Jim shook his head and opened his eyes, momentarily disorientated. “It happened again, didn’t it?” His voice was flat and emotionless and he wouldn't make eye contact.
“Yeah, it did, but I think I know how to solve the problem now.” Blair was talking fast now. He had to convince this man that he could solve the zone out problem, or Ellison might back out of everything, the tests, the research, the whole Sentinel thing. “You need to be like, grounded, when you’re focusing. If you’re grounded, then you don’t get lost in just one sense. Think of it like ...flying a kite, so long as the string doesn’t break the kite can fly as high as you want. Of course, knocking you on the ground is another way of grounding you, I guess, but I really don’t think we have to be that literal here. And it may just be a temporary thing anyway, once you get better control of your senses it may not even be much of an issue, that is, unless, you’re trying to do a really deep focus, or something, but we can look at that when the time comes. Of course...”
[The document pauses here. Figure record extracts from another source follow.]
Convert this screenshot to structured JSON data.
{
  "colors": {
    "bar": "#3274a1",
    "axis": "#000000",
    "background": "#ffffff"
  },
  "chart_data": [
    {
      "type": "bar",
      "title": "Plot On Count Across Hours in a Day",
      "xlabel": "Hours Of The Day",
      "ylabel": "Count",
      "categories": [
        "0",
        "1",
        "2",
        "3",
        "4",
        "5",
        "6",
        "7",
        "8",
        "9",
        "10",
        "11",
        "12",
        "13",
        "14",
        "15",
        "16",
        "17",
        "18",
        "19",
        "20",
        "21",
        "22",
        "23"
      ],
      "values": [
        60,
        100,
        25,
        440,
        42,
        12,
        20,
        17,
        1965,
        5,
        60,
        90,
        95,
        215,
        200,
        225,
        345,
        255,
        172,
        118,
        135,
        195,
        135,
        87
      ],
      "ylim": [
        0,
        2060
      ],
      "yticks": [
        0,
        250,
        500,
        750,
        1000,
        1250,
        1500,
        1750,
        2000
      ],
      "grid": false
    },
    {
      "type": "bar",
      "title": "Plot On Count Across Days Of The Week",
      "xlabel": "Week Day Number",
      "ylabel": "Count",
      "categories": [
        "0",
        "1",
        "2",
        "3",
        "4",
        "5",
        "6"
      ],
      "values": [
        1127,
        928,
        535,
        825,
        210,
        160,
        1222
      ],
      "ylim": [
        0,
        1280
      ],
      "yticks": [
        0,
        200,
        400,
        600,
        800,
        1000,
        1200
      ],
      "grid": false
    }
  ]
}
“Sandburg? “ Jim interrupted the seemingly endless flow of words.
“Yeah, Jim?”
“How did you stop this zoning thing this time?”
“I made contact with you and just talked to you.” Blair tried his best to make it sound simple and easy. Never mind the fright and helplessness he felt that he might not be able to get the detective to come back.
“And I came out of it?” Jim was single mindedly sticking to the subject.
“Like a champ.”
Blue eyes met blue eyes as Blair desperately tried to convince this man to trust him. He watched Jim’s face as he processed this information. He knew that the prospect of having to rely on someone else was not going to be appreciated one bit by the detective. Words came and went in Blair’s mind, but it all came back to trust. Either Jim was going to trust him or not. Finally Jim spoke.
“Okay.”
Blair waited for more, but that seemed to be the only comment Jim had at the moment. “Okay what, Jim? Okay to continue. Okay this can work. You want to elaborate on that, man?”
“Okay to both. Now do you want to test something else or not?” Jim met his eyes directly.
Definitely a man of few words, this was really going to be fun. Blair couldn’t stop the smile that lit up his face. “Right. Fine. Now let’s test your sight.”